His cause of death was given as viral pneumonia, it added. In a statement the Chinese foreign ministry expressed its condolences over the death, adding they had passed on "relevant information through diplomatic channels to the Japanese side".
The man would be the first Japanese victim of the outbreak if his infection is confirmed.
Brits test positive in France
Five British nationals including a child have tested positive for the new coronavirus in France, the health minister said Saturday, adding that they had all stayed at the same ski chalet.
France has now detected a total of 11 cases of the novel coronavirus, and the new "cluster" is centred on a Briton who had returned from Singapore and stayed in Contamines-Montjoie, near Mont Blanc in the French Alps, Health Minister Agnes Buzyn said. "They show no serious signs" of a life-threatening infection added Buzyn, herself a doctor.
The Briton at the centre of the new cases is now in Britain and was not counted among the French tally, she told a press conference. In addition to the five Britons who have tested positive for the virus, six other Britons staying in the same chalet in late January were also hospitalised for observation, the minister said.
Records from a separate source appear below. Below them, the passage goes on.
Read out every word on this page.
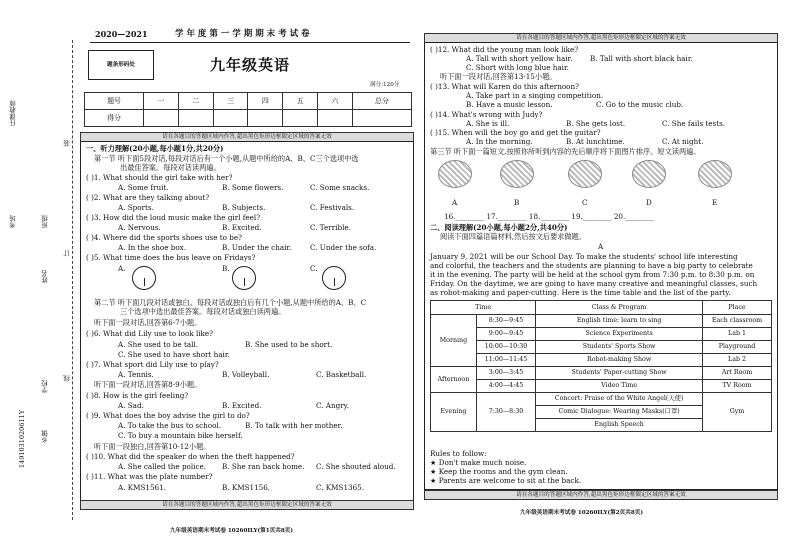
任课教师
班级
考场
姓名
学校
乡镇
线
订
装
1491031020611Y
2020—2021	学 年 度 第 一 学 期 期 末 考 试 卷
题条形码处	九年级英语
满分:120分
题号	一	二	三	四	五	六	总分
得分							
请在各题目的答题区域内作答,超出黑色矩形边框限定区域的答案无效
请在各题目的答题区域内作答,超出黑色矩形边框限定区域的答案无效
一、听力理解(20小题,每小题1分,共20分)
第一节 听下面5段对话,每段对话后有一个小题,从题中所给的A、B、C三个选项中选
出最佳答案。每段对话读两遍。
( )1. What should the girl take with her?
A. Some fruit.	B. Some flowers.	C. Some snacks.
( )2. What are they talking about?
A. Sports.	B. Subjects.	C. Festivals.
( )3. How did the loud music make the girl feel?
A. Nervous.	B. Excited.	C. Terrible.
( )4. Where did the sports shoes use to be?
A. In the shoe box.	B. Under the chair.	C. Under the sofa.
( )5. What time does the bus leave on Fridays?
A.	B.	C.
第二节 听下面几段对话或独白。每段对话或独白后有几个小题,从题中所给的A、B、C
三个选项中选出最佳答案。每段对话或独白读两遍。
听下面一段对话,回答第6-7小题。
( )6. What did Lily use to look like?
A. She used to be tall.	B. She used to be short.
C. She used to have short hair.
( )7. What sport did Lily use to play?
A. Tennis.	B. Volleyball.	C. Basketball.
听下面一段对话,回答第8-9小题。
( )8. How is the girl feeling?
A. Sad.	B. Excited.	C. Angry.
( )9. What does the boy advise the girl to do?
A. To take the bus to school.	B. To talk with her mother.
C. To buy a mountain bike herself.
听下面一段独白,回答第10-12小题。
( )10. What did the speaker do when the theft happened?
A. She called the police. B. She ran back home. C. She shouted aloud.
( )11. What was the plate number?
A. KMS1561.	B. KMS1156.	C. KMS1365.
九年级英语期末考试卷 10260ILY(第1页共8页)
请在各题目的答题区域内作答,超出黑色矩形边框限定区域的答案无效
请在各题目的答题区域内作答,超出黑色矩形边框限定区域的答案无效
( )12. What did the young man look like?
A. Tall with short yellow hair. B. Tall with short black hair.
C. Short with long blue hair.
听下面一段对话,回答第13-15小题。
( )13. What will Karen do this afternoon?
A. Take part in a singing competition.
B. Have a music lesson.	C. Go to the music club.
( )14. What's wrong with Judy?
A. She is ill.	B. She gets lost.	C. She fails tests.
( )15. When will the boy go and get the guitar?
A. In the morning.	B. At lunchtime.	C. At night.
第三节 听下面一篇短文,按照你所听到内容的先后顺序将下面图片排序。短文读两遍。
A	B	C	D	E
16.________ 17.________ 18.________ 19.________ 20.________
二、阅读理解(20小题,每小题2分,共40分)
阅读下面四篇语篇材料,然后按文后要求做题。
A
January 9, 2021 will be our School Day. To make the students' school life interesting
and colorful, the teachers and the students are planning to have a big party to celebrate
it in the evening. The party will be held at the school gym from 7:30 p.m. to 8:30 p.m. on
Friday. On the daytime, we are going to have many creative and meaningful classes, such
as robot-making and paper-cutting. Here is the time table and the list of the party.
Time		Class & Program	Place
Morning	8:30—9:45	English time: learn to sing	Each classroom
	9:00—9:45	Science Experiments	Lab 1
	10:00—10:30	Students' Sports Show	Playground
	11:00—11:45	Robot-making Show	Lab 2
Afternoon	3:00—3:45	Students' Paper-cutting Show	Art Room
	4:00—4:45	Video Time	TV Room
Evening	7:30—8:30	Concert: Praise of the White Angel(天使)	Gym
		Comic Dialogue: Wearing Masks(口罩)	
		English Speech	
Rules to follow:
★ Don't make much noise.
★ Keep the rooms and the gym clean.
★ Parents are welcome to sit at the back.
九年级英语期末考试卷 10260ILY(第2页共8页)
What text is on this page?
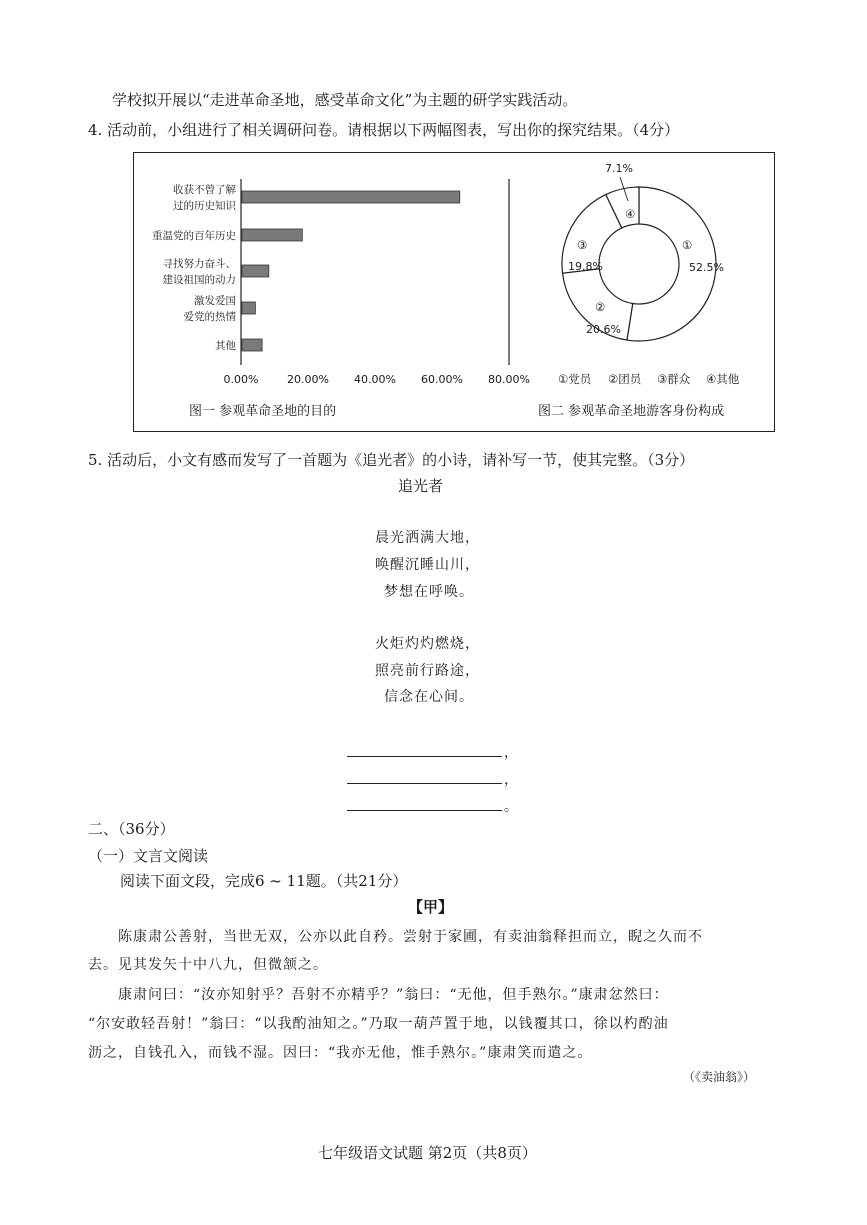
学校拟开展以“走进革命圣地，感受革命文化”为主题的研学实践活动。
4. 活动前，小组进行了相关调研问卷。请根据以下两幅图表，写出你的探究结果。（4分）
收获不曾了解
过的历史知识
重温党的百年历史
寻找努力奋斗、
建设祖国的动力
激发爱国
爱党的热情
其他
0.00%	20.00% 40.00% 60.00% 80.00%
图一 参观革命圣地的目的
①
52.5%
②
20.6%
③
19.8%
④
7.1%
①党员 ②团员 ③群众 ④其他
图二 参观革命圣地游客身份构成
5. 活动后，小文有感而发写了一首题为《追光者》的小诗，请补写一节，使其完整。（3分）
追光者
晨光洒满大地，
唤醒沉睡山川，
梦想在呼唤。
火炬灼灼燃烧，
照亮前行路途，
信念在心间。
，
，
。
二、（36分）
（一）文言文阅读
阅读下面文段，完成6 ~ 11题。（共21分）
【甲】
陈康肃公善射，当世无双，公亦以此自矜。尝射于家圃，有卖油翁释担而立，睨之久而不
去。见其发矢十中八九，但微颔之。
康肃问曰：“汝亦知射乎？吾射不亦精乎？”翁曰：“无他，但手熟尔。”康肃忿然曰：
“尔安敢轻吾射！”翁曰：“以我酌油知之。”乃取一葫芦置于地，以钱覆其口，徐以杓酌油
沥之，自钱孔入，而钱不湿。因曰：“我亦无他，惟手熟尔。”康肃笑而遣之。
（《卖油翁》）
七年级语文试题 第2页（共8页）
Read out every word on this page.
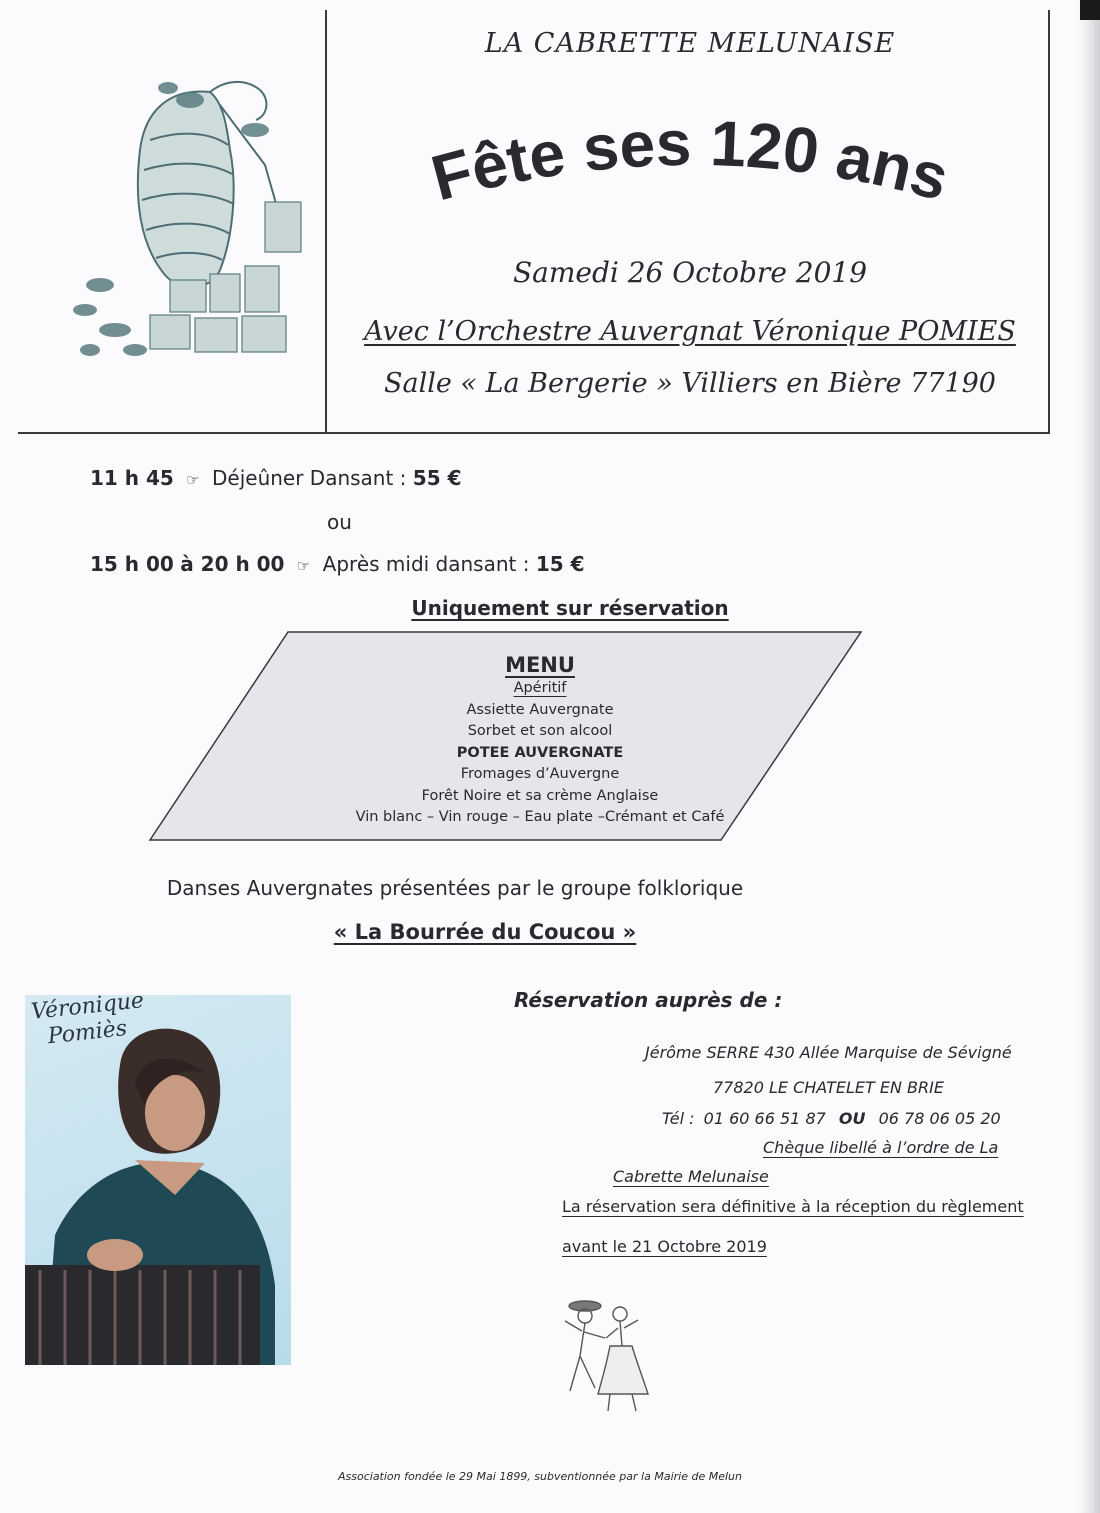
LA CABRETTE MELUNAISE
Fête ses 120 ans
Samedi 26 Octobre 2019
Avec l’Orchestre Auvergnat Véronique POMIES
Salle « La Bergerie » Villiers en Bière 77190
11 h 45 ☞ Déjeûner Dansant : 55 €
ou
15 h 00 à 20 h 00 ☞ Après midi dansant : 15 €
Uniquement sur réservation
MENU
Apéritif
Assiette Auvergnate
Sorbet et son alcool
POTEE AUVERGNATE
Fromages d’Auvergne
Forêt Noire et sa crème Anglaise
Vin blanc – Vin rouge – Eau plate –Crémant et Café
Danses Auvergnates présentées par le groupe folklorique
« La Bourrée du Coucou »
Véronique
Pomiès
Réservation auprès de :
Jérôme SERRE 430 Allée Marquise de Sévigné
77820 LE CHATELET EN BRIE
Tél : 01 60 66 51 87 OU 06 78 06 05 20
Chèque libellé à l’ordre de La
Cabrette Melunaise
La réservation sera définitive à la réception du règlement
avant le 21 Octobre 2019
Association fondée le 29 Mai 1899, subventionnée par la Mairie de Melun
Authorities in France and Singapore are now trying to contact people who came into close contact with the initially infected Brit, she said. He was on a business trip and had stayed at a hotel for an event with 94 other foreigners, according to senior health official Jerome Salomon who attended the press briefing along with Buzyn.
Other "clusters" have been identified in Malaysia and South Korea around people who attended the same event, he said. Most of the six previous cases in France appear to have been treated successfully, though all are still in hospital.
One man, an 80-year-old Chinese national, is nonetheless "still in critical condition" in a Paris hospital, Salomon said. The novel coronavirus which erupted in Wuhan, central China, in December has already infected more than 34,500 people and killed more than 700, according to the latest official figures from China.